The Poet, Michael Connelly

Warner, 1996, 501 pages, C$8.99 mmpb, ISBN 0-446-60261-2

Michael Connelly has done it again. At a time where I’m quite willing to throw the towel on Yet Another Serial Killer Mystery, he manages to produce a gripping mystery novel about… a serial killer.

It doesn’t start out that way, of course. All that narrator/protagonist Jack McEvoy knows is that his brother Sean is dead. Jack is a journalist on the crime beat. Sean was a homicide detective before killing himself with his service revolver. But there is something strange about the death, a suicide note quoting Edgar Allan Poe. Did Sean truly pull the trigger on himself?

Digging deeper, Jack uncovers another suicide with troubling similarities to his brother’s case, a second homicide detective, miles away, killing himself after leaving a note quoting Poe. What is the link? Has Jack discovered a story he can’t handle? The Poet goes on from there, as it becomes more and more obvious that someone, out there, is hunting the hunters.

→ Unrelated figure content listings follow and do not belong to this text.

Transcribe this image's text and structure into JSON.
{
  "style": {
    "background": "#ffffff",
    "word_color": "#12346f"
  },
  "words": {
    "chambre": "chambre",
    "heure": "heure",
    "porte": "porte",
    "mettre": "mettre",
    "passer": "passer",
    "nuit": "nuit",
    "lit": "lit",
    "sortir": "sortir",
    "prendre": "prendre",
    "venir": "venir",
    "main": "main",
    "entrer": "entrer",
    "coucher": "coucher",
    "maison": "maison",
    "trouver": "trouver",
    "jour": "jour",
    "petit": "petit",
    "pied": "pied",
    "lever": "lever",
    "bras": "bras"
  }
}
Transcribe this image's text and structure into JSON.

Connelly’s reputation for slick crime fiction needs no further bolstering, but works like The Poet are what makes him so great. Serial Killers are, by now, a cliché of crime fiction. It takes some imagination to wring a twist or two out of the concept. In this case, the identity of the victims is a twist; it’s not giving away much that the identity of the killer(s?) is another. Some passages, details and situations show Connelly at his most clever self.

Fortunately, this isn’t a contemptuous sort of cleverness. The Poet doesn’t take a long time to earn the interest of its readers with its grieving first-person narration, uncluttered close and steady narrative thrust. The novel keeps switching gears to make things interesting: Jack’s solo investigation is soon co-opted by larger forces and he’s swept along with the rest of them in a very different story.

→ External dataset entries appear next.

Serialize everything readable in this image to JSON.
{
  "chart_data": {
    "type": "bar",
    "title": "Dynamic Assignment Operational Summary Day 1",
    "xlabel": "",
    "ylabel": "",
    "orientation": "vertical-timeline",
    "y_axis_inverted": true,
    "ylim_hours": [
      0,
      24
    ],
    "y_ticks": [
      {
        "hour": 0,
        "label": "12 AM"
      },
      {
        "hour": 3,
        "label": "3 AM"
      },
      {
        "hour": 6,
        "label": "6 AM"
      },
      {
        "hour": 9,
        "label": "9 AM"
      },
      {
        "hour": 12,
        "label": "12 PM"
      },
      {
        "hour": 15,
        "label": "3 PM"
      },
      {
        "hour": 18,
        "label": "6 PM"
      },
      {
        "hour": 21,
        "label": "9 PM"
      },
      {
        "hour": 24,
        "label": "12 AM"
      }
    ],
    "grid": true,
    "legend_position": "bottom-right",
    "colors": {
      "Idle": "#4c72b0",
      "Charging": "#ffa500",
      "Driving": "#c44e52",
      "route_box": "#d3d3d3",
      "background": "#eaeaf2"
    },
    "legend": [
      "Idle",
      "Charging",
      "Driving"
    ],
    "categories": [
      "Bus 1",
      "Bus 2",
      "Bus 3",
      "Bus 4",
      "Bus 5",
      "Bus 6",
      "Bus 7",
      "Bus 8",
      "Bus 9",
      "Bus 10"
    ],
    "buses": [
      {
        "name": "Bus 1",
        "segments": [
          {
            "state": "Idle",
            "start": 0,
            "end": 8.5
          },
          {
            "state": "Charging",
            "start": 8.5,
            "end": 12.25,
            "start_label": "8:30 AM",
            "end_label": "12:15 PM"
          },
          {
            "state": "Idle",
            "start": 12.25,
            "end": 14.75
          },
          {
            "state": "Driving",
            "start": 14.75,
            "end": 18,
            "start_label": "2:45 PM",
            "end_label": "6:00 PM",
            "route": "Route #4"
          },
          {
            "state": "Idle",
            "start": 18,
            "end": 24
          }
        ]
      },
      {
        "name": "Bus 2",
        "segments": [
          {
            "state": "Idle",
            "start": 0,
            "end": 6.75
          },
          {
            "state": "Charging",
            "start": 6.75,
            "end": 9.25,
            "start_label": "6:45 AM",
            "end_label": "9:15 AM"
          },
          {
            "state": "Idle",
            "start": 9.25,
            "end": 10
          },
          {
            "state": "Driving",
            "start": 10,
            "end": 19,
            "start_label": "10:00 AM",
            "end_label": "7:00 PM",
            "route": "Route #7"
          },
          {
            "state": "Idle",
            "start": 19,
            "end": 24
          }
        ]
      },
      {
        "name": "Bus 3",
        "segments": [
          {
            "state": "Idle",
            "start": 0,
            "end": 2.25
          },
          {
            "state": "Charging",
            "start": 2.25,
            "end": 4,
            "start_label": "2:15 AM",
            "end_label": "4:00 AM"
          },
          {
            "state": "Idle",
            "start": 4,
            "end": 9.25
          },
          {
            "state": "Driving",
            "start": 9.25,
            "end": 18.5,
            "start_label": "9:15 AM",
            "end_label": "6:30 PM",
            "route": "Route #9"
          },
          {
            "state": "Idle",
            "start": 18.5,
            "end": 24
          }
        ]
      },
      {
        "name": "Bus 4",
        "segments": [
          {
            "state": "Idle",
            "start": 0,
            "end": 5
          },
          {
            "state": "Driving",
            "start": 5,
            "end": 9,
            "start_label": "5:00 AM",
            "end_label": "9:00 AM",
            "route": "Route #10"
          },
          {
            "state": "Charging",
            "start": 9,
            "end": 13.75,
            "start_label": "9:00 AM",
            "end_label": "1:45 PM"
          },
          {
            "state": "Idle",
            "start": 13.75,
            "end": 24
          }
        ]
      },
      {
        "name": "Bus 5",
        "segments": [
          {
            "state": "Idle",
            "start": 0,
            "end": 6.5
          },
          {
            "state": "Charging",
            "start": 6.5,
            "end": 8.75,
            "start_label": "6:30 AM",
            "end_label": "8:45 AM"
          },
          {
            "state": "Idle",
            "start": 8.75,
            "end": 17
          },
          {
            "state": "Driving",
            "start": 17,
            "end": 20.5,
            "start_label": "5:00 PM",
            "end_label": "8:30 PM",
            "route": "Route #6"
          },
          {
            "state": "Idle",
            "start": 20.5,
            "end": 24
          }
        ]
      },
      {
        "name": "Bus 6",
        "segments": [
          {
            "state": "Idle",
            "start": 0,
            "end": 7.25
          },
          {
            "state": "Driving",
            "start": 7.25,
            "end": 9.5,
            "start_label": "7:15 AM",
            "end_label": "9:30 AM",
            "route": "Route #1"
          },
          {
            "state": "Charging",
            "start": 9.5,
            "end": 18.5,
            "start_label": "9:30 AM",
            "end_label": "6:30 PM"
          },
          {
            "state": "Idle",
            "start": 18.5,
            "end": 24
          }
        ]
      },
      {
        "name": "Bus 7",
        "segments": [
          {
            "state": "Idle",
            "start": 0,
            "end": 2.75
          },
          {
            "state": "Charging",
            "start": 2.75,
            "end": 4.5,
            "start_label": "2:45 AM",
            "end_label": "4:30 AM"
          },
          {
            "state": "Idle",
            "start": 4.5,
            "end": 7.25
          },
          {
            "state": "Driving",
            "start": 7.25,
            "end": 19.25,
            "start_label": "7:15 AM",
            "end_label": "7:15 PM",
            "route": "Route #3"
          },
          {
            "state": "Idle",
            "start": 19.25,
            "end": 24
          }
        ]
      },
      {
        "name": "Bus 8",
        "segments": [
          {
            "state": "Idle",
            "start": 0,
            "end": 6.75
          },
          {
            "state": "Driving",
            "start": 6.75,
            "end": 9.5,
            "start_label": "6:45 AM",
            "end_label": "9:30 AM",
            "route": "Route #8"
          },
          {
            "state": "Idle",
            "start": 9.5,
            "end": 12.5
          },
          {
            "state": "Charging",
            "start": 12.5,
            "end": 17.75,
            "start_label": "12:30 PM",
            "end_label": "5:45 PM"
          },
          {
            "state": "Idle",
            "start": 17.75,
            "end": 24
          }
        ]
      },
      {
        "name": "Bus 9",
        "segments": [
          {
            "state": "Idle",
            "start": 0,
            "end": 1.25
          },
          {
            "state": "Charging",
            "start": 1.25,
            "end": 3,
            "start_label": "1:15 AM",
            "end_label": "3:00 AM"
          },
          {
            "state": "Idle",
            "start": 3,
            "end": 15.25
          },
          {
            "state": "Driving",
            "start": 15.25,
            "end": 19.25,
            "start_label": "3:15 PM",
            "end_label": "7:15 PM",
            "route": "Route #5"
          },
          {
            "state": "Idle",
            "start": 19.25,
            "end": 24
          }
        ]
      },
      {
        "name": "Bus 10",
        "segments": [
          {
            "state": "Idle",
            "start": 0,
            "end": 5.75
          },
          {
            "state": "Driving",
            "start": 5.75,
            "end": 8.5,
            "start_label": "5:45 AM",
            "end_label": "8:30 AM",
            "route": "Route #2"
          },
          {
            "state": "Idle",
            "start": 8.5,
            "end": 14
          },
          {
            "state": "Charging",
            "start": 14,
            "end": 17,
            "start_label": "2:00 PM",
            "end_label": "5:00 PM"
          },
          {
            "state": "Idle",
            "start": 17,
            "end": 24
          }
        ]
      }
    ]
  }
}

“The rest of them” is an interesting bunch of characters, most well-defined according to their role in the plot, and as competent as they can be. Nearly all major characters have a pleasing depth to them, and even the tale’s villains prove to be a lot more interesting than usual. As a narrator, Jack has seen so much of the dark side that he’s the next best thing to a hard-boiled detective protagonist. He starts both first and last chapter with the reminder that “Death is my beat” and often, you get a feeling that death has beaten Jack McEvoy at his own game. One can only speculate as to the similitudes between McEvoy and Connelly, himself a crime reporter before turning to the crime-fiction trade.

As may be expected from the work of an ex-journalist, the wealth of procedural details to be found in Connelly’s book is mesmerizing. We get the feeling of an insider’s view of FBI profiling procedures as Jack is reluctantly made a member of an unusual investigation. As clues are discovered, planted or disproved, the investigation becomes more and more twisted. Connelly plays the mystery fiction game like a grandmaster; even as he honestly manipulates his reader in thinking something, he surprises them with a counter-twist. In some ways, this is a mystery novel for those who are jaded of mysteries; his narrative is stuffed with double and triple twists in an effort to surprise even those who think they can figure it all out.

This elaborate game of subterfuge between author and reader can take its toll, though: The ending is a bit drawn out, and feels a little artificial in how the twists are finally revealed. After so many procedural details, it’s also surprising to see how little of the villain’s motivation is revealed. There is also a palpable lessening of tension as the precise timing and identity of the rescuing cavalry is never in doubt. But that’s small potatoes of complaints after such an exhilarating book. Clearly, this novel deserves all the acclaim it can get.

The Poet is a complete entertainment package. It works on all levels, from characterization to plotting to the way the words are strung together. While it falters when comes the moment to present a conclusion, it’s still good enough to uphold Connelly’s reputation as one of today’s best crime novelist. Whether you’re contemplating beach reading or fireside reading, don’t miss it.